Ok, so take one of your average days from your food diary and lay it out. Doing this in excel can help as you tweak things. What you want to do is keep as much of your current diet that you like while hitting your planned numbers. Start to substitute and/or reduce things in the diet to get it to where it needs to be. Maybe you don’t need the pre-workout meal every day, maybe your 2 eggs and bacon for breakfast can be 1/2 cup of oatmeal, maybe your latte with milk can be an Americano, maybe your 4 oz of chicken breast becomes 2 oz and your rice is substituted for cauliflower rice. Make changes until you hit your calorie number of 2,000 for the day and the macro-nutrient split is roughly in line with your goal numbers. Next, look at your other regular meals and see how they fit against the corresponding meal. For example perhaps you have 1/2 cup oatmeal for breakfast some days, but on others you like 2 slices of toast with some eggs. If your “perfect day” includes the 1/2 cup oatmeal, how can you make your toast and eggs be roughly equivalent. Maybe it’s 1 slice of toast and 2 eggs to be equivalent in calories, carbs, proteins and fats. List out regular meals and their alternates so that you can mix-and-match a meal plan for the week and still hit your goals.

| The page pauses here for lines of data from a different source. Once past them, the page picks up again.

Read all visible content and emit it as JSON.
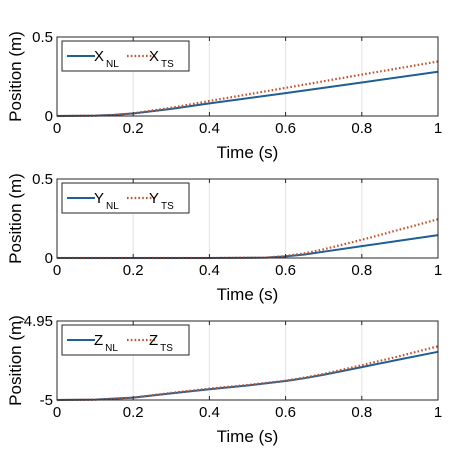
{
  "colors": {
    "nl": "#1f5f96",
    "ts": "#c0522b",
    "axis": "#262626",
    "grid": "#e3e3e3"
  },
  "chart_data": [
    {
      "type": "line",
      "xlabel": "Time (s)",
      "ylabel": "Position (m)",
      "xlim": [
        0,
        1
      ],
      "ylim": [
        0,
        0.5
      ],
      "xticks": [
        "0",
        "0.2",
        "0.4",
        "0.6",
        "0.8",
        "1"
      ],
      "yticks": [
        "0",
        "0.5"
      ],
      "grid": true,
      "legend_position": "top-left",
      "series": [
        {
          "name": "X",
          "sub": "NL",
          "style": "solid",
          "x": [
            0,
            0.1,
            0.15,
            0.2,
            0.3,
            0.4,
            0.6,
            0.8,
            1.0
          ],
          "y": [
            0,
            0.002,
            0.007,
            0.016,
            0.045,
            0.08,
            0.145,
            0.212,
            0.28
          ]
        },
        {
          "name": "X",
          "sub": "TS",
          "style": "dotted",
          "x": [
            0,
            0.1,
            0.15,
            0.2,
            0.3,
            0.4,
            0.6,
            0.8,
            1.0
          ],
          "y": [
            0,
            0.002,
            0.007,
            0.017,
            0.052,
            0.095,
            0.178,
            0.262,
            0.345
          ]
        }
      ]
    },
    {
      "type": "line",
      "xlabel": "Time (s)",
      "ylabel": "Position (m)",
      "xlim": [
        0,
        1
      ],
      "ylim": [
        0,
        0.5
      ],
      "xticks": [
        "0",
        "0.2",
        "0.4",
        "0.6",
        "0.8",
        "1"
      ],
      "yticks": [
        "0",
        "0.5"
      ],
      "grid": true,
      "legend_position": "top-left",
      "series": [
        {
          "name": "Y",
          "sub": "NL",
          "style": "solid",
          "x": [
            0,
            0.2,
            0.4,
            0.55,
            0.6,
            0.65,
            0.7,
            0.8,
            0.9,
            1.0
          ],
          "y": [
            0,
            0,
            0,
            0.002,
            0.01,
            0.022,
            0.04,
            0.075,
            0.11,
            0.145
          ]
        },
        {
          "name": "Y",
          "sub": "TS",
          "style": "dotted",
          "x": [
            0,
            0.2,
            0.4,
            0.55,
            0.6,
            0.65,
            0.7,
            0.8,
            0.9,
            1.0
          ],
          "y": [
            0,
            0,
            0,
            0.003,
            0.012,
            0.03,
            0.055,
            0.115,
            0.18,
            0.245
          ]
        }
      ]
    },
    {
      "type": "line",
      "xlabel": "Time (s)",
      "ylabel": "Position (m)",
      "xlim": [
        0,
        1
      ],
      "ylim": [
        -5,
        -4.95
      ],
      "xticks": [
        "0",
        "0.2",
        "0.4",
        "0.6",
        "0.8",
        "1"
      ],
      "yticks": [
        "-5",
        "-4.95"
      ],
      "grid": true,
      "legend_position": "top-left",
      "series": [
        {
          "name": "Z",
          "sub": "NL",
          "style": "solid",
          "x": [
            0,
            0.1,
            0.2,
            0.3,
            0.4,
            0.5,
            0.6,
            0.65,
            0.7,
            0.8,
            0.9,
            1.0
          ],
          "y": [
            -5.0,
            -4.9998,
            -4.9985,
            -4.9958,
            -4.9932,
            -4.9908,
            -4.988,
            -4.9862,
            -4.984,
            -4.9792,
            -4.9743,
            -4.9695
          ]
        },
        {
          "name": "Z",
          "sub": "TS",
          "style": "dotted",
          "x": [
            0,
            0.1,
            0.2,
            0.3,
            0.4,
            0.5,
            0.6,
            0.65,
            0.7,
            0.8,
            0.9,
            1.0
          ],
          "y": [
            -5.0,
            -4.9998,
            -4.9985,
            -4.9955,
            -4.9928,
            -4.9905,
            -4.9878,
            -4.9858,
            -4.9835,
            -4.978,
            -4.9722,
            -4.966
          ]
        }
      ]
    }
  ]
}
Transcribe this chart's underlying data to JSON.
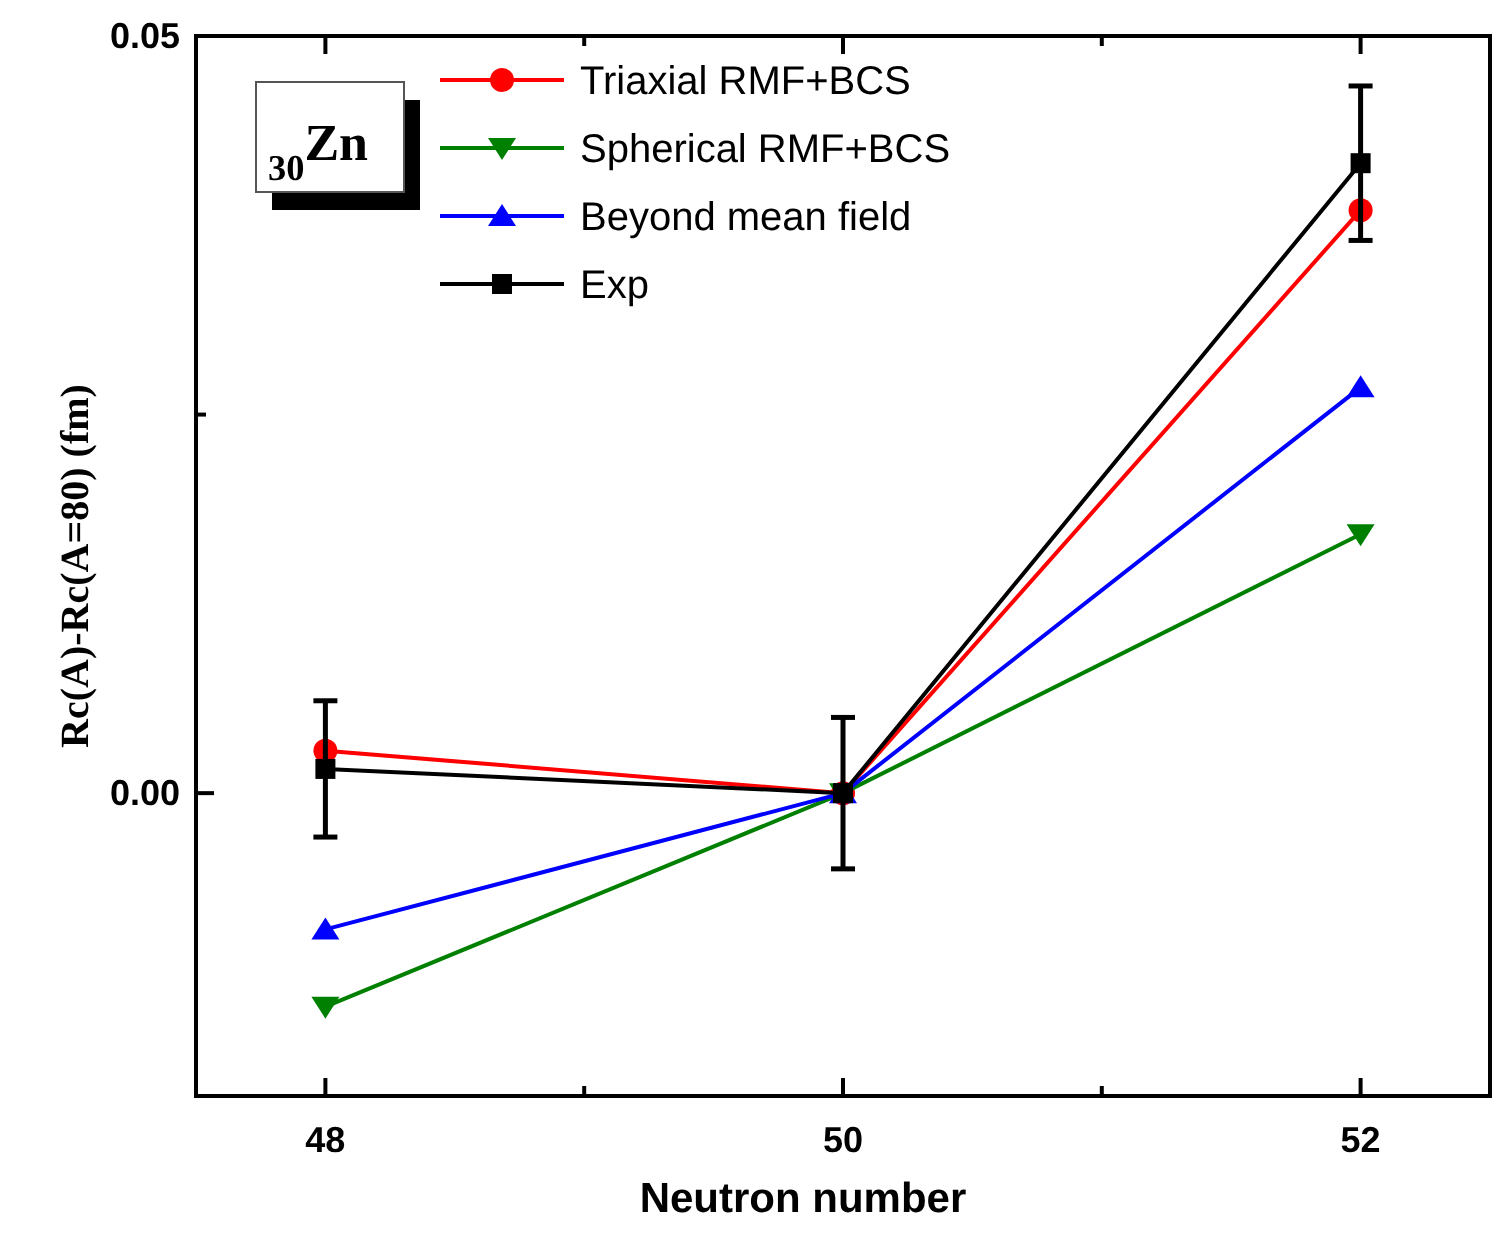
{
  "chart_data": {
    "type": "line",
    "xlabel": "Neutron number",
    "ylabel": "Rc(A)-Rc(A=80) (fm)",
    "x": [
      48,
      50,
      52
    ],
    "series": [
      {
        "name": "Triaxial RMF+BCS",
        "color": "#ff0000",
        "marker": "circle",
        "values": [
          0.0028,
          0,
          0.0385
        ]
      },
      {
        "name": "Spherical RMF+BCS",
        "color": "#008000",
        "marker": "triangle-down",
        "values": [
          -0.0141,
          0,
          0.0171
        ]
      },
      {
        "name": "Beyond mean field",
        "color": "#0000ff",
        "marker": "triangle",
        "values": [
          -0.009,
          0,
          0.0268
        ]
      },
      {
        "name": "Exp",
        "color": "#000000",
        "marker": "square",
        "values": [
          0.0016,
          0,
          0.0416
        ],
        "errors": [
          0.0045,
          0.005,
          0.0051
        ]
      }
    ],
    "xlim": [
      47.5,
      52.5
    ],
    "xticks": [
      48,
      {
        "value": 49,
        "label": null
      },
      50,
      {
        "value": 51,
        "label": null
      },
      52
    ],
    "ylim": [
      -0.02,
      0.05
    ],
    "yticks": [
      {
        "value": 0,
        "label": "0.00"
      },
      {
        "value": 0.025,
        "label": null
      },
      0.05
    ],
    "annotations": [
      "$_{30}$Zn"
    ],
    "legend": "top left",
    "grid": false
  }
}
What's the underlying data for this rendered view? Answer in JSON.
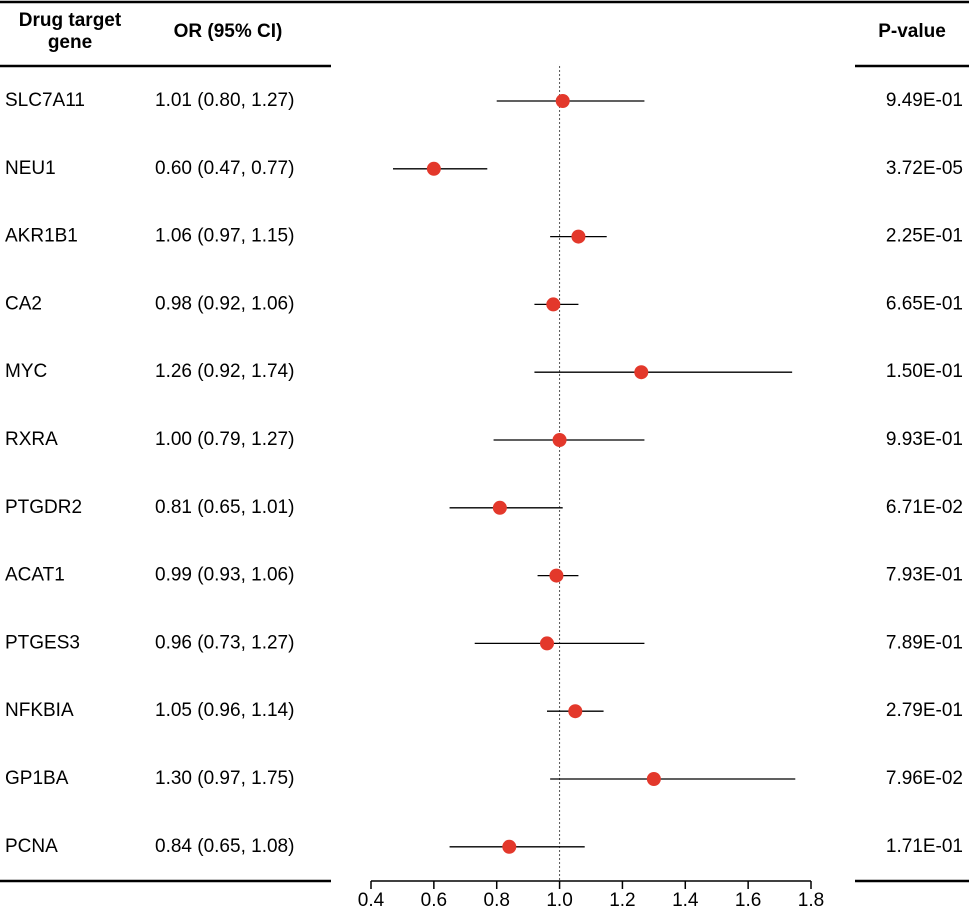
{
  "chart_data": {
    "type": "forest",
    "columns": [
      "Drug target gene",
      "OR (95% CI)",
      "P-value"
    ],
    "categories": [
      "SLC7A11",
      "NEU1",
      "AKR1B1",
      "CA2",
      "MYC",
      "RXRA",
      "PTGDR2",
      "ACAT1",
      "PTGES3",
      "NFKBIA",
      "GP1BA",
      "PCNA"
    ],
    "values": [
      1.01,
      0.6,
      1.06,
      0.98,
      1.26,
      1.0,
      0.81,
      0.99,
      0.96,
      1.05,
      1.3,
      0.84
    ],
    "lower": [
      0.8,
      0.47,
      0.97,
      0.92,
      0.92,
      0.79,
      0.65,
      0.93,
      0.73,
      0.96,
      0.97,
      0.65
    ],
    "upper": [
      1.27,
      0.77,
      1.15,
      1.06,
      1.74,
      1.27,
      1.01,
      1.06,
      1.27,
      1.14,
      1.75,
      1.08
    ],
    "value_labels": [
      "1.01 (0.80, 1.27)",
      "0.60 (0.47, 0.77)",
      "1.06 (0.97, 1.15)",
      "0.98 (0.92, 1.06)",
      "1.26 (0.92, 1.74)",
      "1.00 (0.79, 1.27)",
      "0.81 (0.65, 1.01)",
      "0.99 (0.93, 1.06)",
      "0.96 (0.73, 1.27)",
      "1.05 (0.96, 1.14)",
      "1.30 (0.97, 1.75)",
      "0.84 (0.65, 1.08)"
    ],
    "p_values": [
      "9.49E-01",
      "3.72E-05",
      "2.25E-01",
      "6.65E-01",
      "1.50E-01",
      "9.93E-01",
      "6.71E-02",
      "7.93E-01",
      "7.89E-01",
      "2.79E-01",
      "7.96E-02",
      "1.71E-01"
    ],
    "color": "#e3382b",
    "ref_line": 1,
    "xlim": [
      0.4,
      1.8
    ],
    "xticks": [
      0.4,
      0.6,
      0.8,
      {
        "value": 1,
        "label": "1.0"
      },
      1.2,
      1.4,
      1.6,
      1.8
    ]
  }
}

Now put your plan into action for a few weeks. Is weight coming off? No? Then reduce by another 100 calories and see again in another couple of weeks. Keep checking and adapting as you go and you’ll quickly get a good sense for the rough calories that make up a meal. Within a few weeks you can look at a plate and know what 300/500/1,000 calories instinctively looks like. Pre-workout food is fine, on the bike food is fine and snacks are fine as long as you can fit them in your food budget. This is a very scientific and controlled approach, but it will work. A calorie deficit for a year requires motivation and discipline. It will have an impact on the people around you who in most cases will not actually be that supportive. It’s an odd thing in our society that if you’re visually overweight, people will be supportive if you say you’re “on a diet and can’t eat cake”. But if you already look lean but you want to lose 27 lbs, they scratch their head. When you say you don’t want a burger, fries and a beer (1,200 calories) and would rather have salad and water, they’ll tell you that you already look great and “have nothing to worry about”. It takes mental toughness to get to the level of body fat that you are aspiring to. It’s achievable and I think worthwhile, but you need to figure out the sustainable system that works for you. The approach above is what I have used with success, but may not work as well for you. Make a plan, try it out, measure the results and adapt things as needed.